Grimoire Lab is a tool to provide a free, open source software platform for:
- Automatic and incremental data gathering from almost any tool (data source) related with contributing to Open Source development (source code management, issue tracking systems, forums, etc.)
- Automatic gathered data enrichment, merging duplicated identities, adding additional information about contributors affiliation, calculation delays, geographical data, etc.
- Data visualization, allowing filtering by time range, project, repository, contributor, etc.
Grimoire Lab is a free, open source tool for development data analytics
Some of the features that Grimoire provides are:
- Graphical drill down
- Time frame selection
- Easy sharing/embedding
- Data export
- Query API (Elasticsearch)
- Custom widgets and panels creation
- Easy data validation
- Link to real artifacts
- Search box
Moreover, you can get some extra metrics using Grimoire Labs, like:
Kibana network analysis example
Dependency, as a way of knowing who your project depends on, analyzing:
- Onion model
- ASF Pony Factor
- Bitergia Elephant factor
- Bitergia Zapata factor
- United Fruit Company factor
We’ll write another post telling you what are those variables.
- Geo-analysis based even in time zones to determine the location of the contributions.
- Gender diversity
- Community demography
- Code Review process analytics
- Issues and backlog analytics
- Contributors funnel
Manrique finished his talk, presenting the beta version of Cauldron , a tool to analyze activity in GitHub organizations.

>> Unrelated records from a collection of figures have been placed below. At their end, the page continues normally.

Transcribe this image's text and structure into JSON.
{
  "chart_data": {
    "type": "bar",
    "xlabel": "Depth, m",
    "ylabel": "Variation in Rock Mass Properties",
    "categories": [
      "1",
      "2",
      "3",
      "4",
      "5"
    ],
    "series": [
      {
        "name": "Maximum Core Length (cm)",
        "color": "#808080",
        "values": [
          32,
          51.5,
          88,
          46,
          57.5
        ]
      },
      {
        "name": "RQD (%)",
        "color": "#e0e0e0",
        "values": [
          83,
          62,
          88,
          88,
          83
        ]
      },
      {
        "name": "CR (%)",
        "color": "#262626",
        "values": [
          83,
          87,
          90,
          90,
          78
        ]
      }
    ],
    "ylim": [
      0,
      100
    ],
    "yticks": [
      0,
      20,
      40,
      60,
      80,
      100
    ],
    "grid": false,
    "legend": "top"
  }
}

Don’t miss the opportunity for measuring your open source project. We have an entire training tutorial where you can start to learn how to know better your community.
4. Grimoire Lab: a Python toolkit for software development analytics
The talk explained how to analyze software development repositories of common use in the free software community with GrimoireLab tools , a toolset for software development analytics writing in Python. The talk started by explaining how to retrieve data from git, Bugzilla, GitHub, mailing lists, StackOverflow, Gerrit, and many other repositories, and organizing them in a database.
The architecture of Grimoire is quite simple from the point of view of the data flow:
Usually, data flow starts in the code repositories (git, mailing lists, GitHub). Perceval goes to them and extracts data that you can upload to, for example, Elasticseach (generating a raw index). Perceval is totally database agnostic; it only takes the data and produces a set of JSON files.
Then, for producing valuable indexes, we use GrimoireELK ; Grimoire ELK goes to raw index and enrich this information doing things like calculating how long did it take to close a ticket. With that information we produce again another ElasticSearch index that we call enriched indexes . Those indexes are designed to be used with Kibana for visualizations. Our version of Kibana is called Kibiter .
Apart of that we have Sorting Hat for identities enrichment; it can do things like affiliations for people or check if two mail address belong to the same person.
Our booth to meet friends
Besides the talks we meet friends and community at our boot. And give away some presents!
Presents for our friends
It was our pleasure to have the chance to share tips and trick with developers.
See you next year!
First hours at FOSDEM…our owls were coming
Our booth ready to rock!
Last day at FOSDEM…all owls have flown away!